Por último, é imperioso verificar que a análise dos casos de conflito de princípios constitucionais deve passar também pela licitude dos meios empregados na obtenção das informações: não se admite a divulgação de informações obtidas por meios ilícitos como interceptação telefônica clandestina, violação de domicílio, tortura e outros.[41]


8. ANÁLISE DO CASO CONCRETO DA JURISPRUDÊNCIA BRASILEIRA

Levantados esses certos condicionantes comuns à maioria dos confrontos entre direito à liberdade de informação e à privacidade, tem-se pressuposto para partir em uma análise concreta ante a jurisprudência de um tribunal brasileiro. Verificar-se-á a aplicabilidade de cada uma dessas condições de modificação no caso, e suas implicações na resolução. Tenta-se, por meio destes, a propositura de um “método de verificação”, a partir do qual se chega ao juízo de qual direito tem peso maior em cada caso.
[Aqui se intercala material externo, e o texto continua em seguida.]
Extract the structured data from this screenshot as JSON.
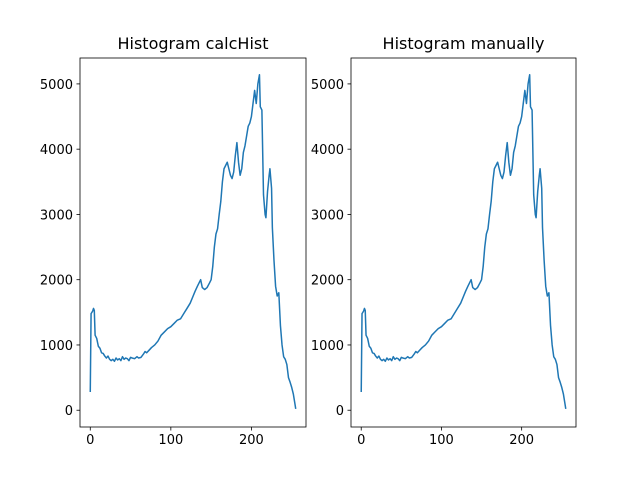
{
  "chart_data": [
    {
      "type": "line",
      "title": "Histogram calcHist",
      "color": "#1f77b4",
      "xlim": [
        -12.75,
        267.75
      ],
      "ylim": [
        -257,
        5397
      ],
      "xticks": [
        0,
        100,
        200
      ],
      "yticks": [
        0,
        1000,
        2000,
        3000,
        4000,
        5000
      ],
      "x": [
        0,
        1,
        2,
        3,
        4,
        5,
        6,
        8,
        10,
        12,
        14,
        16,
        18,
        20,
        22,
        24,
        26,
        28,
        30,
        32,
        34,
        36,
        38,
        40,
        42,
        44,
        46,
        48,
        50,
        52,
        55,
        58,
        60,
        63,
        66,
        68,
        70,
        73,
        76,
        80,
        84,
        88,
        92,
        96,
        100,
        104,
        108,
        112,
        116,
        120,
        124,
        128,
        130,
        133,
        135,
        137,
        139,
        142,
        145,
        148,
        150,
        152,
        154,
        156,
        158,
        160,
        162,
        164,
        166,
        168,
        170,
        172,
        174,
        176,
        178,
        180,
        182,
        184,
        186,
        188,
        190,
        192,
        194,
        196,
        198,
        200,
        202,
        204,
        206,
        208,
        210,
        211,
        213,
        215,
        217,
        218,
        220,
        222,
        223,
        225,
        226,
        228,
        230,
        232,
        234,
        236,
        238,
        240,
        242,
        244,
        246,
        248,
        250,
        252,
        254,
        255
      ],
      "values": [
        280,
        1480,
        1500,
        1520,
        1560,
        1530,
        1150,
        1100,
        980,
        950,
        880,
        870,
        830,
        800,
        830,
        780,
        760,
        780,
        750,
        800,
        770,
        790,
        760,
        820,
        780,
        800,
        790,
        760,
        810,
        800,
        790,
        820,
        800,
        810,
        860,
        900,
        880,
        920,
        960,
        1000,
        1060,
        1150,
        1200,
        1250,
        1280,
        1330,
        1380,
        1400,
        1480,
        1560,
        1640,
        1760,
        1820,
        1900,
        1950,
        2000,
        1880,
        1850,
        1880,
        1950,
        2000,
        2200,
        2500,
        2700,
        2780,
        3000,
        3200,
        3500,
        3700,
        3750,
        3800,
        3700,
        3600,
        3550,
        3650,
        3900,
        4100,
        3800,
        3600,
        3700,
        3950,
        4050,
        4200,
        4350,
        4400,
        4500,
        4700,
        4900,
        4700,
        5000,
        5140,
        4650,
        4600,
        3300,
        3000,
        2950,
        3350,
        3600,
        3700,
        3400,
        2800,
        2300,
        1900,
        1750,
        1800,
        1300,
        1000,
        820,
        780,
        700,
        500,
        430,
        350,
        250,
        100,
        20
      ]
    },
    {
      "type": "line",
      "title": "Histogram manually",
      "color": "#1f77b4",
      "xlim": [
        -12.75,
        267.75
      ],
      "ylim": [
        -257,
        5397
      ],
      "xticks": [
        0,
        100,
        200
      ],
      "yticks": [
        0,
        1000,
        2000,
        3000,
        4000,
        5000
      ],
      "x": [
        0,
        1,
        2,
        3,
        4,
        5,
        6,
        8,
        10,
        12,
        14,
        16,
        18,
        20,
        22,
        24,
        26,
        28,
        30,
        32,
        34,
        36,
        38,
        40,
        42,
        44,
        46,
        48,
        50,
        52,
        55,
        58,
        60,
        63,
        66,
        68,
        70,
        73,
        76,
        80,
        84,
        88,
        92,
        96,
        100,
        104,
        108,
        112,
        116,
        120,
        124,
        128,
        130,
        133,
        135,
        137,
        139,
        142,
        145,
        148,
        150,
        152,
        154,
        156,
        158,
        160,
        162,
        164,
        166,
        168,
        170,
        172,
        174,
        176,
        178,
        180,
        182,
        184,
        186,
        188,
        190,
        192,
        194,
        196,
        198,
        200,
        202,
        204,
        206,
        208,
        210,
        211,
        213,
        215,
        217,
        218,
        220,
        222,
        223,
        225,
        226,
        228,
        230,
        232,
        234,
        236,
        238,
        240,
        242,
        244,
        246,
        248,
        250,
        252,
        254,
        255
      ],
      "values": [
        280,
        1480,
        1500,
        1520,
        1560,
        1530,
        1150,
        1100,
        980,
        950,
        880,
        870,
        830,
        800,
        830,
        780,
        760,
        780,
        750,
        800,
        770,
        790,
        760,
        820,
        780,
        800,
        790,
        760,
        810,
        800,
        790,
        820,
        800,
        810,
        860,
        900,
        880,
        920,
        960,
        1000,
        1060,
        1150,
        1200,
        1250,
        1280,
        1330,
        1380,
        1400,
        1480,
        1560,
        1640,
        1760,
        1820,
        1900,
        1950,
        2000,
        1880,
        1850,
        1880,
        1950,
        2000,
        2200,
        2500,
        2700,
        2780,
        3000,
        3200,
        3500,
        3700,
        3750,
        3800,
        3700,
        3600,
        3550,
        3650,
        3900,
        4100,
        3800,
        3600,
        3700,
        3950,
        4050,
        4200,
        4350,
        4400,
        4500,
        4700,
        4900,
        4700,
        5000,
        5140,
        4650,
        4600,
        3300,
        3000,
        2950,
        3350,
        3600,
        3700,
        3400,
        2800,
        2300,
        1900,
        1750,
        1800,
        1300,
        1000,
        820,
        780,
        700,
        500,
        430,
        350,
        250,
        100,
        20
      ]
    }
  ]
}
O caso utilizado nesse ponto do trabalho bem poderia ser o mesmo citado por Alexy quando do “teste” de sua “lei de colisão”, o Lebach, dada o seu forte conteúdo metodológico; não obstante, optou-se por dar preferência à decisão de um tribunal brasileiro, até para que se possa enxergar como geralmente se resolvem os conflitos de direitos fundamentais aqui. Trata-se de uma decisão prolatada pelo STJ, em sede do Recurso Ordinário em Mandato de Segurança – RMS, interposto por W. H. para contestar acórdão que denegou a ordem impetrada contra decisão do juízo federal, o qual autorizou a quebra de sigilo bancário requerida pelo Ministério Público – MP. O relator para o acórdão, ministro Luiz Fux, entendeu que a quebra para fins de investigação de suspeita de crime financeiro não viola a privacidade do impetrante, porque o sigilo bancário não é um direito absoluto, verbis:

EMENTA. RECURSO ORDINÁRIO. MINISTÉRIO PÚBLICO. SIGILO BANCÁRIO. DIREITO RELATIVO. SUSPEITA DE CRIME FINANCEIRO.

1. A suspeita de crime financeiro, calcado em prova de lesividade manifesta, autoriza a obtenção de informações preliminares acerca de movimentação bancária de pessoa física ou jurídica determinada por autoridade judicial com o escopo de instruir inquérito instaurado por órgão competente.

2. A quebra de sigilo bancário encerra um procedimento administrativo investigatório de natureza inquisitiva, diverso da natureza do Processo, o que afasta a alegação de violação dos Princípios do Devido Processo Legal, do Contraditório, e da Ampla Defesa.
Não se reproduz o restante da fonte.